Госпожа Гольц обернулась и с изумлением заметила у дверей гостиной свою невестку, а рядом двух частных детективов.

– Здравствуйте. Вы приехали, господин Илюшин? – спросила она, пытаясь собраться с мыслями.

– Как видите, – серьезно ответил Макар. – Евгения Генриховна, у нас срочный разговор к вам.

– Вы что, нашли… – Она не договорила и замерла, впившись в него глазами.

– Нам нужно с вами поговорить, – повторил Макар. – Где мы можем это сделать?

– Пойдемте… – Хозяйка дома неопределенно махнула рукой в сторону второго этажа и первой пошла вверх по лестнице. – Простите, а вы, Наташа, – обернулась она на полпути, – вы разве тоже хотели со мной поговорить? Давайте после…

– Нет, Евгения Генриховна, – возразил тот же Макар, – для нас очень важно, чтобы Наталья Ивановна присутствовала при нашем разговоре. Собственно говоря, она и будет…

Детектив замолчал, и остаток пути до кабинета госпожи Гольц все четверо проделали молча. Краем сознания отметив, что Мальчик Жора тоже куда-то пропал, Евгения Генриховна тяжело опустилась в кресло, устало произнеся:

– Слушаю вас.

В комнате не было ни одного Знака, даже намека на него. Заставив себя собраться с силами, Евгения Генриховна взглянула на троих людей, сидевших напротив нее, и лица их неожиданно показались ей чужими и совершенно незнакомыми. Она помнила, что женщина – ее невестка, крупный, с серьезным лицом мужик, похожий на медведя, – детектив, разыскивающий ребенка невестки и убийцу Илоны, а молодой парнишка, который на самом деле не такой уж и молодой и вовсе не парнишка, – его начальник. Он приехал, не позвонив. Значит, все бесполезно и новые поиски ничего не дали. Все зря.

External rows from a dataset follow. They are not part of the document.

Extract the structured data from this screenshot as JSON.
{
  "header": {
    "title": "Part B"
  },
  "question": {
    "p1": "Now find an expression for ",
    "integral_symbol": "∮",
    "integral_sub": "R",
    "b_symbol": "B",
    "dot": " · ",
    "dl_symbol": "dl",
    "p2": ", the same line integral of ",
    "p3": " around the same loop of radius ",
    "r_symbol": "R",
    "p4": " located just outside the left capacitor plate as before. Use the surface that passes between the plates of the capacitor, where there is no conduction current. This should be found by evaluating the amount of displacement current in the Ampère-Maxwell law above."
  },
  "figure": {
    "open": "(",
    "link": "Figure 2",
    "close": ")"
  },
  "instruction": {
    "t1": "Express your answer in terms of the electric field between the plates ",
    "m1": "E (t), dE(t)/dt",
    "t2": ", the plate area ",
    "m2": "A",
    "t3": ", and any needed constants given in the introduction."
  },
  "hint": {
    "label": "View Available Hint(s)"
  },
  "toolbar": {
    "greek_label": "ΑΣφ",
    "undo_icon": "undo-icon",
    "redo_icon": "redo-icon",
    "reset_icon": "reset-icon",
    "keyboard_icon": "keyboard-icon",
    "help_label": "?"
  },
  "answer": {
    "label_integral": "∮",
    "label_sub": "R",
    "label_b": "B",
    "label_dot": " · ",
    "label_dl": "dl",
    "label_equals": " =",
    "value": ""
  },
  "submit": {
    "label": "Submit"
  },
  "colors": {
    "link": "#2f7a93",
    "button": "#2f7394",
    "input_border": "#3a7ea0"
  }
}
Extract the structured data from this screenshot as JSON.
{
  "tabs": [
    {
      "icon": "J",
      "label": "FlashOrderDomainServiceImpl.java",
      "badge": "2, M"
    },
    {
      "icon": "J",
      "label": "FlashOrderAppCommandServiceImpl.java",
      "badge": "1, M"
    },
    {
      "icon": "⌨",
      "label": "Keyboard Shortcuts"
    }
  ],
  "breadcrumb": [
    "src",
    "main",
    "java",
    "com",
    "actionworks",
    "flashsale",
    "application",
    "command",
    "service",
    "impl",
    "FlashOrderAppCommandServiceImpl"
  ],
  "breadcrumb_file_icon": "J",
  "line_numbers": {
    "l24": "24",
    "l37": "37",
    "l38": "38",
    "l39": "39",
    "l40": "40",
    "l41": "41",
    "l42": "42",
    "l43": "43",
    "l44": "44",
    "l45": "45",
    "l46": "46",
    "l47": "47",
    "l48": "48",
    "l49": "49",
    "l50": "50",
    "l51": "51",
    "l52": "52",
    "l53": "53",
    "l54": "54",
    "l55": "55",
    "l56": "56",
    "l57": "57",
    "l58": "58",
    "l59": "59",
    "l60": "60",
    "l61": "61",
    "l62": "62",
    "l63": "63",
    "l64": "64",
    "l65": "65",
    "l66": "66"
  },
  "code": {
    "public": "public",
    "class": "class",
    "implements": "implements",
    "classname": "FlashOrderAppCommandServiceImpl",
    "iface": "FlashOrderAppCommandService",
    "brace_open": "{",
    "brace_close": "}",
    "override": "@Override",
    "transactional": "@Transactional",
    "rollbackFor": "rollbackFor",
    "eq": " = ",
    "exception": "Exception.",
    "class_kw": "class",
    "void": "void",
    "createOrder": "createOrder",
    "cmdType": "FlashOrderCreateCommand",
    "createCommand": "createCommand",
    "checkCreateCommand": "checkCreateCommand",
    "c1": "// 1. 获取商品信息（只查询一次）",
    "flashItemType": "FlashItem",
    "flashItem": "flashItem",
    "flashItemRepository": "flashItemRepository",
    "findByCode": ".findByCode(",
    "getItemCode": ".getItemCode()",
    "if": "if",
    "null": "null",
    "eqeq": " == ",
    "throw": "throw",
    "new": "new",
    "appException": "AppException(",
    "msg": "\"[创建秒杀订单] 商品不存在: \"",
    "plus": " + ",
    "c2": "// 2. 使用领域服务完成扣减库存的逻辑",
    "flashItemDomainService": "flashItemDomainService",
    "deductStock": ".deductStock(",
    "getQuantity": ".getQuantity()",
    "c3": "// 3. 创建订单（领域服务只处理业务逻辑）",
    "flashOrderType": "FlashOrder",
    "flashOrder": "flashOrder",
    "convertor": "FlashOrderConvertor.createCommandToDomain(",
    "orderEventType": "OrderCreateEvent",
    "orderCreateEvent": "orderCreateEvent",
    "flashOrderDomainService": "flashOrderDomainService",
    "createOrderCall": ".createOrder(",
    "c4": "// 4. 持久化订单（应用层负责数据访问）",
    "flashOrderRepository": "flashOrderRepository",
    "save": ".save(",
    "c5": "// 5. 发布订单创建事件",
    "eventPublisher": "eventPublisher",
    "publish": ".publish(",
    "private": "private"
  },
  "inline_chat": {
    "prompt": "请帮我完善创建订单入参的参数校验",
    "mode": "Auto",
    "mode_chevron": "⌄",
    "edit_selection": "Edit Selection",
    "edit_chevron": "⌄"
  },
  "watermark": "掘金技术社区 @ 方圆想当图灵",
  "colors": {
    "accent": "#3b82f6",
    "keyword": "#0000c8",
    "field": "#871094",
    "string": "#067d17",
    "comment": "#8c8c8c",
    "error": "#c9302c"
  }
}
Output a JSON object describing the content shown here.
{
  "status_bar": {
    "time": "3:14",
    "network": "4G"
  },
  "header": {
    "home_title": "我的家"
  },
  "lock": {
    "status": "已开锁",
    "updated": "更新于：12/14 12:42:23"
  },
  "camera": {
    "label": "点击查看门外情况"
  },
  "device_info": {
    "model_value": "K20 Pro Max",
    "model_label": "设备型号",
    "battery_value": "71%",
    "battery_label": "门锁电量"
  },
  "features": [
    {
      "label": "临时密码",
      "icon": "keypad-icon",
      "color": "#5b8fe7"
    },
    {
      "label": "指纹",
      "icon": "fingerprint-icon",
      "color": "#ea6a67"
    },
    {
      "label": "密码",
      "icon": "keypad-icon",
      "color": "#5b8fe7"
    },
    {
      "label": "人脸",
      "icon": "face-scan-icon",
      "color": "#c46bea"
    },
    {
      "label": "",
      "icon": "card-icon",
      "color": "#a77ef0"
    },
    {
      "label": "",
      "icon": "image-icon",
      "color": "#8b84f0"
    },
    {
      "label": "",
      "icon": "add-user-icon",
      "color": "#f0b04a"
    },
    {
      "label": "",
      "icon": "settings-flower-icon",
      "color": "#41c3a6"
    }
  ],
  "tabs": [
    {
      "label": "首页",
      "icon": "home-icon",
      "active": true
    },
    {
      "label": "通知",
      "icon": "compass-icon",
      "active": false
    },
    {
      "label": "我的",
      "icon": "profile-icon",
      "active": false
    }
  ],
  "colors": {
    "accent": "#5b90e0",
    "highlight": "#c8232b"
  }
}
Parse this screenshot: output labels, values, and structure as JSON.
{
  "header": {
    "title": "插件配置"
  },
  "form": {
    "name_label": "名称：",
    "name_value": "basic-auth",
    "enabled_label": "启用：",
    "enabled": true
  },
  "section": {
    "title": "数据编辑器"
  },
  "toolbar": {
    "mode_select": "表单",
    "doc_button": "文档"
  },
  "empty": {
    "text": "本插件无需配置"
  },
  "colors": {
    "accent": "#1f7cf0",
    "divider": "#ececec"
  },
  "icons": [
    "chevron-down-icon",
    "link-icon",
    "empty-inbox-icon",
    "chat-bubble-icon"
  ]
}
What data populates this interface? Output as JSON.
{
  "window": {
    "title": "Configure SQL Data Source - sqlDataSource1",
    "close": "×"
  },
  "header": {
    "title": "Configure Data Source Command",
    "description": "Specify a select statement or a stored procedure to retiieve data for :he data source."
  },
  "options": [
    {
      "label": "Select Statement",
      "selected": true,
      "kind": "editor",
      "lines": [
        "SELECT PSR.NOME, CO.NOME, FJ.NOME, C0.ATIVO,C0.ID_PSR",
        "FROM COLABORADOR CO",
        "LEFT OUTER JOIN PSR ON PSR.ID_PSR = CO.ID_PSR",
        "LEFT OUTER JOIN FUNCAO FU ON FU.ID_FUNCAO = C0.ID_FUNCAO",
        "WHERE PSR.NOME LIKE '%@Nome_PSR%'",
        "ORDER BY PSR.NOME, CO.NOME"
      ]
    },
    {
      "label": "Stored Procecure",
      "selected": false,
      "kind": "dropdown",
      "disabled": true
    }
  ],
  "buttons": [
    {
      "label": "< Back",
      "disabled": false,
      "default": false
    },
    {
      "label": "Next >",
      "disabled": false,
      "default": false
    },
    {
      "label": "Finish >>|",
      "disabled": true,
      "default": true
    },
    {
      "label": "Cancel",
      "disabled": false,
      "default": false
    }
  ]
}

– Евгения Генриховна, вы в порядке? – озабоченно спросила Наташа, вглядываясь в побледневшее лицо свекрови.

На какую-то секунду ей показалось, что госпожа Гольц сейчас потеряет сознание, и Макару Илюшину, видимо, тоже что-то такое почудилось, потому что он привстал с места и сделал шаг к столу. Но женщина, сидевшая за столом, недоуменно посмотрела на него, и он вернулся обратно.

– Так я вас слушаю, – сказала Евгения Генриховна своим обычным холодноватым тоном. – Что вы хотели мне рассказать?

У Наташи и Олега Зинчуков, проживших три года в счастливом или относительно счастливом браке, не было детей. Пожалуй, все-таки относительно счастливом, потому что на третьем году их совместной жизни Наташа неожиданно обнаружила, что не представляет своей жизни без ребенка. Ей было все равно, мальчик это будет или девочка, но она хотела ребенка так, что, глядя на очередной тест, безжалостно показывавший одну полоску, начинала тихонько подвывать от горя и тоски. Она, школьная учительница, уехавшая из родительской деревни в город и счастливо вышедшая замуж, ощущала себя совершенно неполноценной!

– Наталь, вы чего детей не заводите? – как-то раз прямо спросила ее мать, когда они с Олегом приехали помогать сажать картошку. – Смотри, упустишь время – потом поздно будет. Тебе ведь, милая моя, все-таки не восемнадцать.

Наташа взглянула на мать, озабоченно шурующую в корзине, и хотела отшутиться, но поперек горла у нее что-то встало, и это что-то не давало растянуть губы в улыбке. Не давало, и все тут. Неожиданно для себя она разревелась так горько, что мать сразу все поняла и, гладя дочь по черноволосой голове, только укорила, сильно окая, как обычно от волнения:

– Ну что ж ты, дурочка, врачу-то не показалась, а? Или показалась?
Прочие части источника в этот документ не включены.